Linn concorda que lançar sua cinebiografia durante o governo Bolsonaro tem um sentido ainda mais político e social. “Significa que somos complexas demais, e os homens másculos com H maiúsculo, que por tantos séculos protegeram os seus territórios como meninos mimados, estão amedrontados porque estamos conseguindo avançar nas nossas conquistas, ao inscrever e transcrever os nossos corpos nos livros de história e em todos os meios de comunicação. Eles querem nos fazer recuar, mas é impossível fingir que não existimos e que somos irrelevantes. Somos provocadoras sociais”, arremata.
Tela
Linn está coberta de razão quando afirma, sem meias palavras – uma de suas características mais marcantes, presente nas músicas de letras explícitas e diretas que jogam com trocadilhos –, que ela tem ocupado diversas mídias. Atualmente, a cantora, compositora e atriz pode ser vista na série “Segunda Chamada”, da rede Globo, na qual interpreta Natasha, aluna trans de uma escola de ensino noturno para jovens e adultos na periferia de São Paulo.
“Estou fazendo uma disputa territorial por narrativa e linguagem. O meu grande intuito profissional é elaborar um novo imaginário social, para que a gente imagine a travestilidade de uma forma positiva e possa alargar as experiências e as perspectivas.

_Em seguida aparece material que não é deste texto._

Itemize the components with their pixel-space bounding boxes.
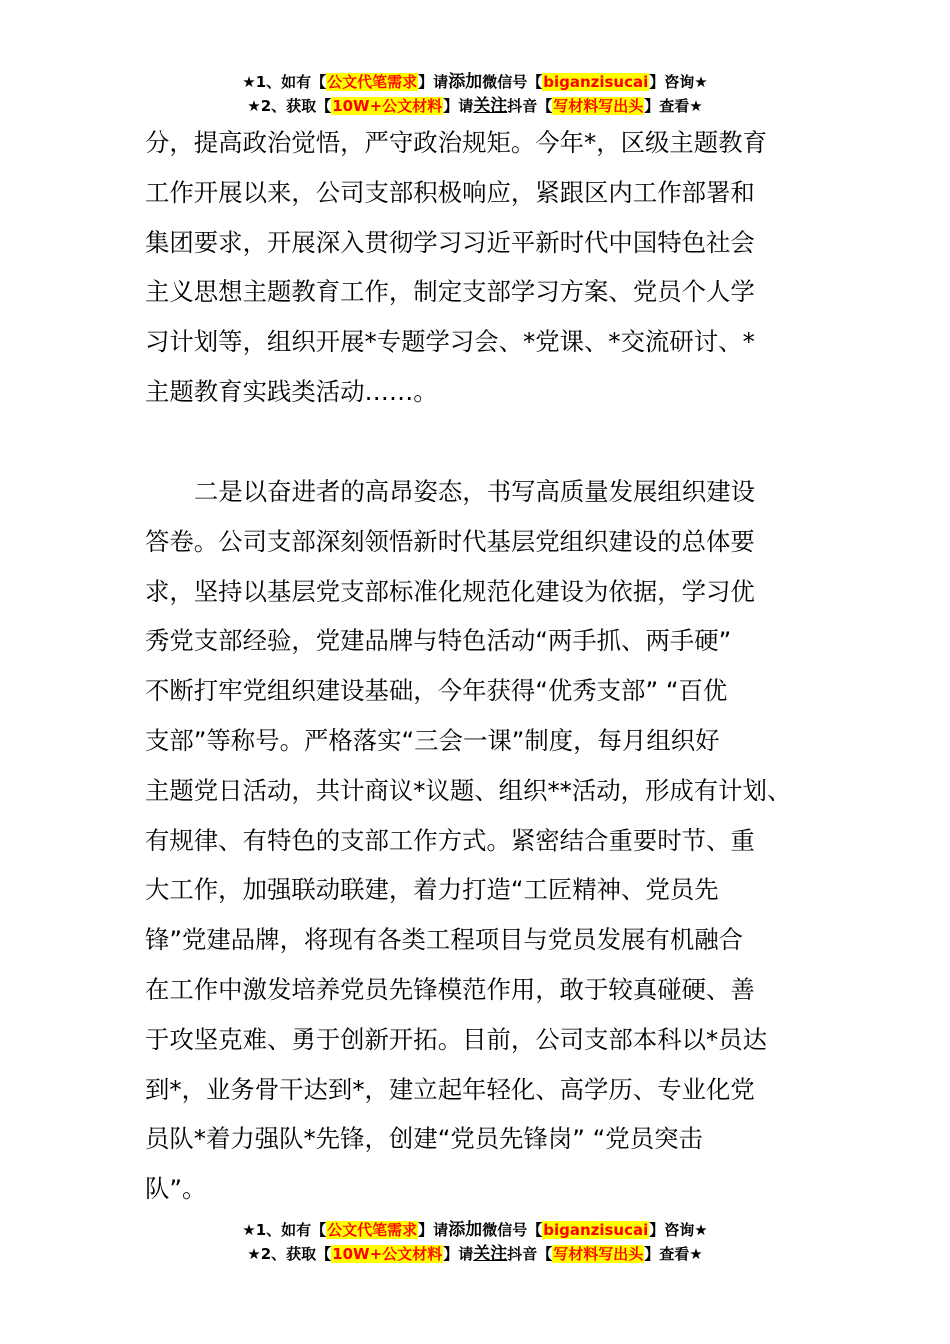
text-line: 于攻坚克难、勇于创新开拓。目前，公司支部本科以*员达	[145, 1024, 767, 1054]
text-line: 主题党日活动，共计商议*议题、组织**活动，形成有计划、	[145, 775, 792, 805]
footer-banner	[0, 1218, 950, 1266]
highlight-wechat-id: biganzisucai	[543, 1221, 649, 1239]
text-line: 工作开展以来，公司支部积极响应，紧跟区内工作部署和	[145, 177, 755, 207]
paragraph-2	[145, 467, 813, 1214]
text-line: 不断打牢党组织建设基础，今年获得“优秀支部” “百优	[145, 676, 728, 706]
banner-text: 2、获取【	[260, 97, 332, 115]
text-line: 答卷。公司支部深刻领悟新时代基层党组织建设的总体要	[145, 526, 755, 556]
banner-line-1	[0, 1218, 950, 1242]
banner-text: 】咨询	[649, 73, 695, 91]
highlight-service: 公文代笔需求	[327, 73, 418, 91]
star-icon: ★	[694, 1221, 708, 1239]
banner-text: 】咨询	[649, 1221, 695, 1239]
star-icon: ★	[242, 73, 256, 91]
banner-text: 2、获取【	[260, 1245, 332, 1263]
banner-text: 】请	[418, 1221, 449, 1239]
text-line: 求，坚持以基层党支部标准化规范化建设为依据，学习优	[145, 576, 755, 606]
text-line: 集团要求，开展深入贯彻学习习近平新时代中国特色社会	[145, 227, 755, 257]
text-line: 在工作中激发培养党员先锋模范作用，敢于较真碰硬、善	[145, 974, 755, 1004]
banner-line-2	[0, 1242, 950, 1266]
banner-text: 微信号【	[482, 73, 543, 91]
banner-emphasis: 添加	[448, 1220, 483, 1240]
text-line: 主义思想主题教育工作，制定支部学习方案、党员个人学	[145, 277, 755, 307]
star-icon: ★	[247, 97, 261, 115]
banner-text: 1、如有【	[255, 73, 327, 91]
text-line: 习计划等，组织开展*专题学习会、*党课、*交流研讨、*	[145, 327, 755, 357]
banner-text: 抖音【	[507, 97, 553, 115]
text-line: 锋”党建品牌，将现有各类工程项目与党员发展有机融合	[145, 925, 744, 955]
text-line: 有规律、有特色的支部工作方式。紧密结合重要时节、重	[145, 825, 755, 855]
banner-text: 】查看	[644, 1245, 690, 1263]
text-line: 员队*着力强队*先锋，创建“党员先锋岗” “党员突击	[145, 1124, 703, 1154]
star-icon: ★	[689, 1245, 703, 1263]
highlight-materials: 10W+公文材料	[332, 1245, 443, 1263]
banner-emphasis: 添加	[448, 72, 483, 92]
star-icon: ★	[689, 97, 703, 115]
banner-text: 微信号【	[482, 1221, 543, 1239]
text-line: 主题教育实践类活动……。	[145, 376, 438, 406]
banner-line-2	[0, 94, 950, 118]
highlight-wechat-id: biganzisucai	[543, 73, 649, 91]
banner-text: 抖音【	[507, 1245, 553, 1263]
paragraph-1	[145, 118, 813, 417]
star-icon: ★	[242, 1221, 256, 1239]
highlight-douyin-account: 写材料写出头	[553, 1245, 644, 1263]
banner-emphasis: 关注	[473, 1244, 508, 1264]
text-line: 大工作，加强联动联建，着力打造“工匠精神、党员先	[145, 875, 719, 905]
text-line: 队”。	[145, 1174, 207, 1204]
text-line: 支部”等称号。严格落实“三会一课”制度，每月组织好	[145, 725, 720, 755]
text-line-indented: 二是以奋进者的高昂姿态，书写高质量发展组织建设	[194, 477, 755, 506]
highlight-service: 公文代笔需求	[327, 1221, 418, 1239]
star-icon: ★	[247, 1245, 261, 1263]
banner-line-1	[0, 70, 950, 94]
banner-text: 】请	[418, 73, 449, 91]
banner-emphasis: 关注	[473, 96, 508, 116]
highlight-materials: 10W+公文材料	[332, 97, 443, 115]
banner-text: 1、如有【	[255, 1221, 327, 1239]
banner-text: 】请	[443, 97, 474, 115]
text-line: 秀党支部经验，党建品牌与特色活动“两手抓、两手硬”	[145, 626, 732, 656]
text-line: 分，提高政治觉悟，严守政治规矩。今年*，区级主题教育	[145, 128, 767, 157]
text-line: 到*，业务骨干达到*，建立起年轻化、高学历、专业化党	[145, 1074, 755, 1104]
highlight-douyin-account: 写材料写出头	[553, 97, 644, 115]
banner-text: 】请	[443, 1245, 474, 1263]
header-banner	[0, 70, 950, 118]
star-icon: ★	[694, 73, 708, 91]
banner-text: 】查看	[644, 97, 690, 115]
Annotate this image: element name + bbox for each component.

E isso, num canal aberto com tamanho alcance, é muito significativo”, avalia. No cinema, Linn participou de “Corpo Elétrico”, “Sequestro Relâmpago” e “Vale Night”. Sem parar de produzir, ela acaba de colocar nas plataformas digitais “Oração”.
O single é um aperitivo do próximo álbum, previsto para o primeiro semestre de 2020. Sucessor de “Pajubá” (2017), que abalou as estruturas do mercado fonográfico com petardos do calibre de “Enviadescer” e “Submissa do 7° Dia”, o novo trabalho foi batizado de “Trava Línguas” e vai seguir abordando aquele que Linn considera o principal tabu da sociedade brasileira. “Não encaramos o corpo com crueldade suficiente para entender suas potências, fragilidades, singularidades e pluralidades, por isso ele foi uniformizado e massificado para representar apenas homens e mulheres, de forma binária, anulando as complexidades”, declara.
Em 2014, Linn foi diagnosticada com câncer no testículo. Após seis meses de quimioterapia, ela se curou em 2017. O episódio é retratado com sensibilidade em “Bixa Travesty”. “Sou uma artista do corpo, ele é o filtro por onde passam as experiências que me atravessam. O que me leva a compor é a minha decomposição. Uso minha história para transformar a experiência através das palavras. Não tenho nenhum compromisso com o realismo. Sou completamente desleal e infiel com a realidade. O que pretendo com o meu trabalho não é produzir uma ficção, mas uma fricção da realidade”, aponta a intérprete.
Criada como testemunha de Jeová, Linn reúne no videoclipe de “Oração” companheiras de luta como Liniker e Danna Lisboa. “Creio no sagrado e na religiosidade que inclui as vidas de todas nós, travestis, que foram compulsoriamente negadas”, diz ela, que aponta a raiva como forma de união de seus pares. “Criação e destruição caminham juntas. Acredito na raiva como impulsionadora de novos pilares”, conclui.